When executives of the collapsed German technology giant Wirecard go on trial this week accused of the nation’s biggest ever fraud, one key player will be missing.
Wirecard chief operating officer Jan Marsalek vanished into thin air as Germany’s horrified leaders woke up in June 2020 to the news that nearly 2 billion euros (US$2.1 billion) was missing from the payments company then worth more than the nation’s biggest bank.
The smooth operator was several steps ahead of the law, faking an elaborate escape to China via the Philippines while in reality he was bound for Moscow via Belarus on a private jet.
Photo: AFP / P.P. Muenchen
It was a double bluff worthy of a James Bond movie, with the added twist that a former Austrian intelligence officer and a far-right politician had helped him disappear.
Germany’s most wanted man is now thought to be living under a new identity in Moscow protected by the Kremlin.
For years the handsome charmer had been living the life of an international man of mystery, hanging out with spies, porn barons, Libyan warlords, Russian mercenaries and former heads of state, according to judicial sources and a German parliamentary inquiry into the Wirecard scandal.
It was not the sort of company you would expect the No. 2 of a financial services company to keep, but then Marsalek, 42, whose “magnificently restored” villa in Munich was opposite the Russian consulate, was never one to follow the usual career paths.
Born in Vienna, he left school without any qualifications, but that did not stop him briefly setting up his own software company before rising quickly up the ranks of Wirecard after joining the start-up in 2000.
Colleagues fell under the spell of this “brilliant,” “lovable” man who “lived on planes,” but beyond his smooth exterior, Marsalek, who had eight passports, let precious little slip.
“I don’t know anything about him,” his personal assistant Sabine Heinzinger told German lawmakers, despite working for him for seven years. “He has always separated work from private life.”
He cultivated discretion, preferred to use cash and was addicted to the encrypted Telegram messenger service.
Heinzinger said her boss was careful to leave his phone outside the room when he had confidential conversations.
Tellingly, Marsalek always avoided traveling to the US, saying he feared legal proceedings without saying why.
Marsalek used the prestige of his senior position at Wirecard — once valued at more than 21 billion euros — to expand his network far beyond the finance sector.

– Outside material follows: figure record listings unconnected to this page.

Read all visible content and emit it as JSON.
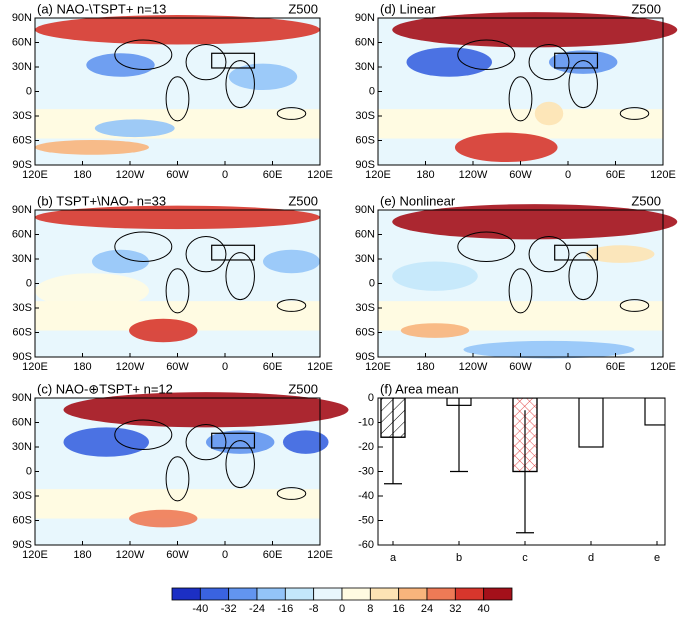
{
  "maps": [
    {
      "title": "(a) NAO-\\TSPT+  n=13",
      "label": "Z500"
    },
    {
      "title": "(b) TSPT+\\NAO-  n=33",
      "label": "Z500"
    },
    {
      "title": "(c) NAO-⊕TSPT+  n=12",
      "label": "Z500"
    },
    {
      "title": "(d) Linear",
      "label": "Z500"
    },
    {
      "title": "(e) Nonlinear",
      "label": "Z500"
    }
  ],
  "map_xticks": [
    "120E",
    "180",
    "120W",
    "60W",
    "0",
    "60E",
    "120E"
  ],
  "map_yticks": [
    "90N",
    "60N",
    "30N",
    "0",
    "30S",
    "60S",
    "90S"
  ],
  "chart_data": {
    "type": "bar",
    "title": "(f) Area mean",
    "categories": [
      "a",
      "b",
      "c",
      "d",
      "e"
    ],
    "values": [
      -16,
      -3,
      -30,
      -20,
      -11
    ],
    "errors": [
      19,
      27,
      25,
      null,
      null
    ],
    "hatch": [
      "diagonal",
      null,
      "cross",
      null,
      null
    ],
    "ylim": [
      -60,
      0
    ],
    "yticks": [
      0,
      -10,
      -20,
      -30,
      -40,
      -50,
      -60
    ]
  },
  "colorbar": {
    "ticks": [
      -40,
      -32,
      -24,
      -16,
      -8,
      0,
      8,
      16,
      24,
      32,
      40
    ],
    "colors": [
      "#1c2fc4",
      "#3a63e0",
      "#6295f0",
      "#93c4f8",
      "#c3e7fb",
      "#e8f7fd",
      "#fffbe2",
      "#fde3b4",
      "#f8b47c",
      "#ee7a56",
      "#d7362c",
      "#a4101a"
    ]
  }
}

A man of many faces, he lunched with former French president Nicolas Sarkozy, helped Ukrainian oligarch Dmytro Firtash, who is wanted in the US on bribery and racketeering charges, and called US porn baron Hamid Akhavan, convicted of bank fraud in New York, “darling” in e-mails.
In the shadows, he liaised with spies, paying an intermediary in 2015 to obtain “secret information” on numerous people, according to an Austrian prosecutors’ warrant.
Anxious to impress potential business partners, in 2018 he showed off the formula to the Russian nerve agent Novichok which Moscow is accused of using on critics. He had obtained the classified document from an Austrian official.
Another time he bragged that he traveled with the Russian Wagner mercenary group to Palmyra days after the Syrian city was retaken from Islamic State group fighters.
He also tried to set up a deal with Wagner in Libya to stop migrants trying to cross the Mediterranean to Europe.
Marsalek horrified one-time associate Kilian Kleinschmidt by praising the body cameras Wagner’s soldiers wore, saying you could “see the guys shooting all the prisoners.”
Marsalek said the people who controlled the Libyan people smugglers were living in Monaco and would have to be compensated, Kleinschmidt told German lawmakers.
Marsalek said “he could establish contact” with them.
The revelations spooked the German entrepreneur, who broke off contact with Marsalek. He now fears for his life having testified against him.
“It was through the Austro-Russian Friendship Society that Mr Marsalek came into contact with the Russian intelligence services and was able to organize his escape and disappearance,” the German parliamentary inquiry concluded.
While Germany’s most wanted man was flown to Belarus on a private jet from a small airport in eastern Austria, he managed to cover his escape by getting corrupt immigration officials in the Philippines to confirm his arrival there and subsequent departure for China.
“You can be the best spy in Europe, you can be the best crook in Europe, but not both at the same time — that seems unlikely to me without state support,” a former Austrian prosecutor familiar with the case said.
“Looking back, you can almost say that [Russian President] Vladimir Putin bought him and said to him: ‘Turn this into a successful business for me and then blow it all up,’” said the former prosecutor, who requested anonymity.